Toohey has seen enough to resist simple solutions and is intent on occupying a middle ground long abandoned. He gives the impression of a hard-boiled News Corp journalist let off the leash, reporting it as he sees it and sometimes allowing the facts to get in the way of a good story. He clearly regards tough offshore detention policies as an effective deterrent, though he is more aware than most of their brutality. He heaps scorn on Kevin Rudd for dismantling John Howard’s Pacific solution in the first place, and notes the drop in boat numbers that followed Rudd’s announcement of his pre-election deal with Papua New Guinea.
For Toohey, the ‘Fortress Australia’ mentality that policies like these perpetuate has other consequences. He suggests that the failure to find alternative solutions that are both effective and humane diminishes us as a nation and is evidence of our inability to engage with the outside world and to grow and change with it.
Comparing Australia’s response to unauthorised arrivals with that of the United States, he notes that,
In Australia, we saw things from an immediate policy perspective. We judged – and changed – governments on how they handled the big, live issues, taking a short-term view for fear of what the long-term picture might look like.
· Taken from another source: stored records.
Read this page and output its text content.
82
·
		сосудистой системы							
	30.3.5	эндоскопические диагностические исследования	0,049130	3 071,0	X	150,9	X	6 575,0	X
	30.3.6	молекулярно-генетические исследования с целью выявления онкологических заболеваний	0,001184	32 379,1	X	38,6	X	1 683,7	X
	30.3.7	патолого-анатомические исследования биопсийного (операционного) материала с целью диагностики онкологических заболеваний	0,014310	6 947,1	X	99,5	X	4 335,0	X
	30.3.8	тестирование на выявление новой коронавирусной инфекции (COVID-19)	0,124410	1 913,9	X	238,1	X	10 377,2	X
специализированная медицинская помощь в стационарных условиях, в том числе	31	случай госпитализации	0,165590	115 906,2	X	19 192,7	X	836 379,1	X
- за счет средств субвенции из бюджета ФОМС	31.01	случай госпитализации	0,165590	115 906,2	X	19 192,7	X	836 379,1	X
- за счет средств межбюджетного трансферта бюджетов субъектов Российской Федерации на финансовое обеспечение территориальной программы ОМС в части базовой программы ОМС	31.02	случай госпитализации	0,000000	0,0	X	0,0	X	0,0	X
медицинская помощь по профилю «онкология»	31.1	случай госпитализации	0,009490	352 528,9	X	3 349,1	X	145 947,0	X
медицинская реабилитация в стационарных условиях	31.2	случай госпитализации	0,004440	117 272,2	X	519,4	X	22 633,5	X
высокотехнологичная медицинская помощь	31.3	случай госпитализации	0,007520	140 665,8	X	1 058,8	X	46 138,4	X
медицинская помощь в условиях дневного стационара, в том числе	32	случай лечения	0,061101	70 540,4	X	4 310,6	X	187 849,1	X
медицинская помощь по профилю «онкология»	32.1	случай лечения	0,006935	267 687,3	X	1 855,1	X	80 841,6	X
We had not accepted that our nation was still a work in progress.
This is also reflected in the paternalistic attitudes on the asylum seeker issue exhibited by Australian leaders whose recent dealings with nations in the region have ranged from insensitive to bumbling. Abbott’s proposal to buy Indonesia’s flotilla of leaky boats, and the subsequent decision, under the terms of ‘Operation Sovereign Borders’, to turn asylum seeker boats back towards Indonesian waters, exhibited complete disregard for the impact this might have on the Indonesian relationship.
As the essay’s subtitle indicates, Toohey is especially troubled by this apparent inability or unwillingness to build the cooperation and diplomatic ties necessary for an Indonesian solution. Most Australians know very little about Indonesia, a state of ignorance that frequently manifests itself as suspicion and fear. Yet it is a vibrant multi-party democracy, one of the fastest growing economies in the world and, through its control of the region’s most strategically important sea-lanes, crucial to maintaining Australia’s national security as well as the flow of asylum seekers.
Some of the most promising recent commentary on asylum seekers and regional cooperation has come from Indonesian Foreign Minister Marty Natalegawa who stressed that the ‘cross border and complex nature of the irregular movement of persons defies national solutions [requiring a] coordinated approach … a sense of burden sharing and common responsibility’. Michael Bachelard in the Sydney Morning Herald (21 April 2014) reported Natalegawa’s comments as a ‘veiled criticism of Abbott’, but they also contain the possibility that the Indonesian solution Toohey despairs will never eventuate may still be within reach – but only if our leaders on both sides of the political divide are willing to risk what might happen if they stop talking tough.